Один раз мы пошли в разведку по левому отростку оврага к железной дороге Сталинград — Москва, просидели два дня во рву возле немецких орудий, а когда возвращались назад, натолкнулись в темноте на пулемётчика; прямо на него наползли. Он в это время закуривал, согнувшись у пулемёта. Огромного роста был. У меня хоть и медвежья хватка, а все-таки я подумал, что этот верзила подомнёт. Но он сразу поднял руки. — Хорват, — говорит и показывает, что сам пойдёт с нами, добровольно. Мы ему поверили. Он пополз впереди нас так быстро, что мы едва поспевали за ним.
Его звали Нико. Мобилизованный немцами хорват. Он остался у нас в батальоне.
Из Банного оврага батальон пошёл на освобождение рабочего посёлка завода «Красный Октябрь». Первым был взят домик, сделанный из самана, крайний к железной дороге, у отростка оврага. Немцы предприняли несколько контратак, но были отбиты. Ожидался жестокий бой. Комбат послал нас в тыл немцев, на Моховую и Карусельную улицы — выявить огневые точки. На обратном пути мы встретили возле одного блиндажа плачущую женщину и узнали от неё, что оставшиеся в посёлке жители умирают от голода. Женщина плакала, что немцы отняли у неё кусок конины, который она вырезала из убитой лошади и сварила, чтобы накормить сына.

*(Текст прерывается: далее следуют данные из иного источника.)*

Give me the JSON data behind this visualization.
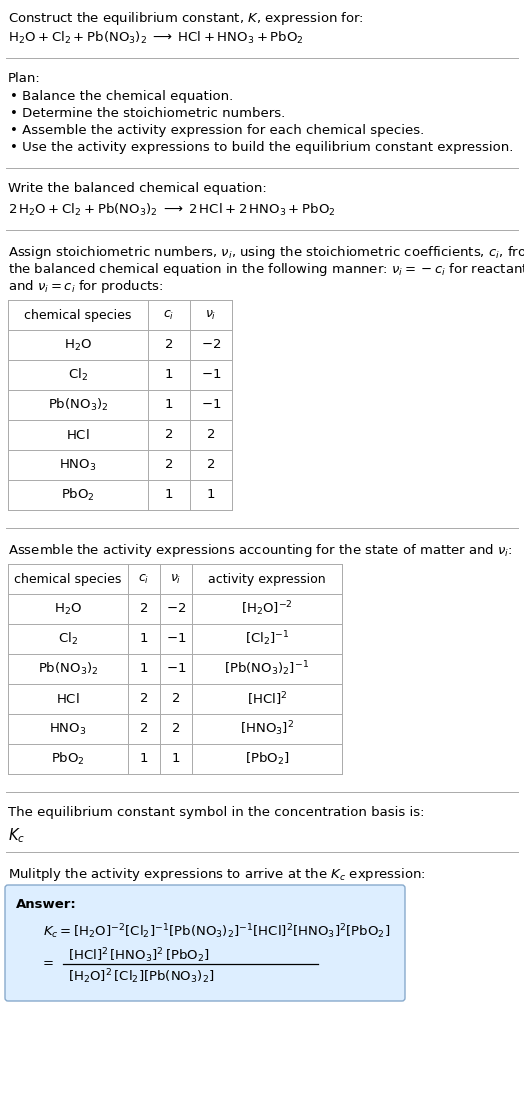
{
  "bg_color": "#ffffff",
  "text_color": "#000000",
  "table_border_color": "#aaaaaa",
  "answer_box_color": "#ddeeff",
  "answer_box_border": "#88aacc",
  "font_size": 9.5,
  "figsize": [
    5.24,
    11.01
  ],
  "dpi": 100,
  "table1_rows": [
    [
      "$\\mathrm{H_2O}$",
      "2",
      "$-2$"
    ],
    [
      "$\\mathrm{Cl_2}$",
      "1",
      "$-1$"
    ],
    [
      "$\\mathrm{Pb(NO_3)_2}$",
      "1",
      "$-1$"
    ],
    [
      "$\\mathrm{HCl}$",
      "2",
      "2"
    ],
    [
      "$\\mathrm{HNO_3}$",
      "2",
      "2"
    ],
    [
      "$\\mathrm{PbO_2}$",
      "1",
      "1"
    ]
  ],
  "table2_rows": [
    [
      "$\\mathrm{H_2O}$",
      "2",
      "$-2$",
      "$[\\mathrm{H_2O}]^{-2}$"
    ],
    [
      "$\\mathrm{Cl_2}$",
      "1",
      "$-1$",
      "$[\\mathrm{Cl_2}]^{-1}$"
    ],
    [
      "$\\mathrm{Pb(NO_3)_2}$",
      "1",
      "$-1$",
      "$[\\mathrm{Pb(NO_3)_2}]^{-1}$"
    ],
    [
      "$\\mathrm{HCl}$",
      "2",
      "2",
      "$[\\mathrm{HCl}]^2$"
    ],
    [
      "$\\mathrm{HNO_3}$",
      "2",
      "2",
      "$[\\mathrm{HNO_3}]^2$"
    ],
    [
      "$\\mathrm{PbO_2}$",
      "1",
      "1",
      "$[\\mathrm{PbO_2}]$"
    ]
  ]
}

— Живут рядом, вот и повадились ходить, — сказала она про немцев.
Мы заинтересовались, спросили:
— А где они живут?
— А вон, — говорит, — стекло блестит.
Поблагодарив за ценные для нас сведения, мы распрощались с этой женщиной. Стекло, на которое она указала, блестело рядом, в глубоком подвале. Мы швырнули туда несколько гранат и, убедившись, что от немцев осталось только крошево, заторопились.
Но по пути нас опять остановил плач. На этот раз плакали дети.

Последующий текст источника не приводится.